Licencier un salarié sans avoir respecté cette étape expose l’employeur à une requalification du licenciement par le juge prud’homal.
L’obligation de reclassement impose à l’employeur de mener une recherche sérieuse et personnalisée de solutions compatibles avec l’état de santé du salarié. Il doit examiner l’ensemble des postes disponibles dans l’entreprise, voire dans le groupe auquel elle appartient, et envisager toutes les mesures possibles : aménagement de poste, adaptation des tâches, mutation, transformation du poste ou ajustement du temps de travail.
Les propositions doivent tenir compte des préconisations écrites du médecin du travail et être formulées de manière précise et traçable. Une recherche purement formelle ou limitée à quelques postes inadaptés est insuffisante au regard des exigences jurisprudentielles.
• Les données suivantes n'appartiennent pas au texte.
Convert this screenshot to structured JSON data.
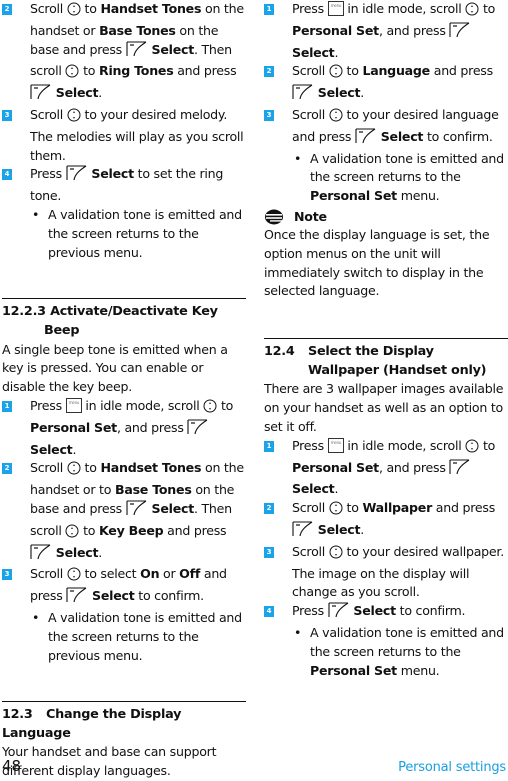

Les droits du salarié varient selon l’origine de l’inaptitude. En cas d’inaptitude non professionnelle, le salarié perçoit l’indemnité légale ou conventionnelle de licenciement ainsi que l’indemnité compensatrice de congés payés. Il ne bénéficie pas d’indemnité de préavis, même si la durée théorique de celui-ci est prise en compte pour le calcul de l’indemnité de licenciement.
En cas d’inaptitude professionnelle, les droits sont renforcés : le salarié perçoit une indemnité spéciale de licenciement égale au double de l’indemnité légale, une indemnité compensatrice de congés payés et une indemnité équivalente au préavis non exécuté.
Un licenciement pour inaptitude peut être jugé abusif lorsque l’employeur ne respecte pas les exigences légales et jurisprudentielles. Tel est le cas notamment en l’absence de recherche effective de reclassement, de non-consultation du CSE lorsqu’elle est obligatoire, de non-respect des recommandations du médecin du travail ou d’une lettre de licenciement insuffisamment motivée.
Dans ces hypothèses, le juge peut requalifier la rupture en licenciement sans cause réelle et sérieuse, ouvrant droit pour le salarié à des dommages et intérêts et exposant l’employeur à des conséquences financières importantes.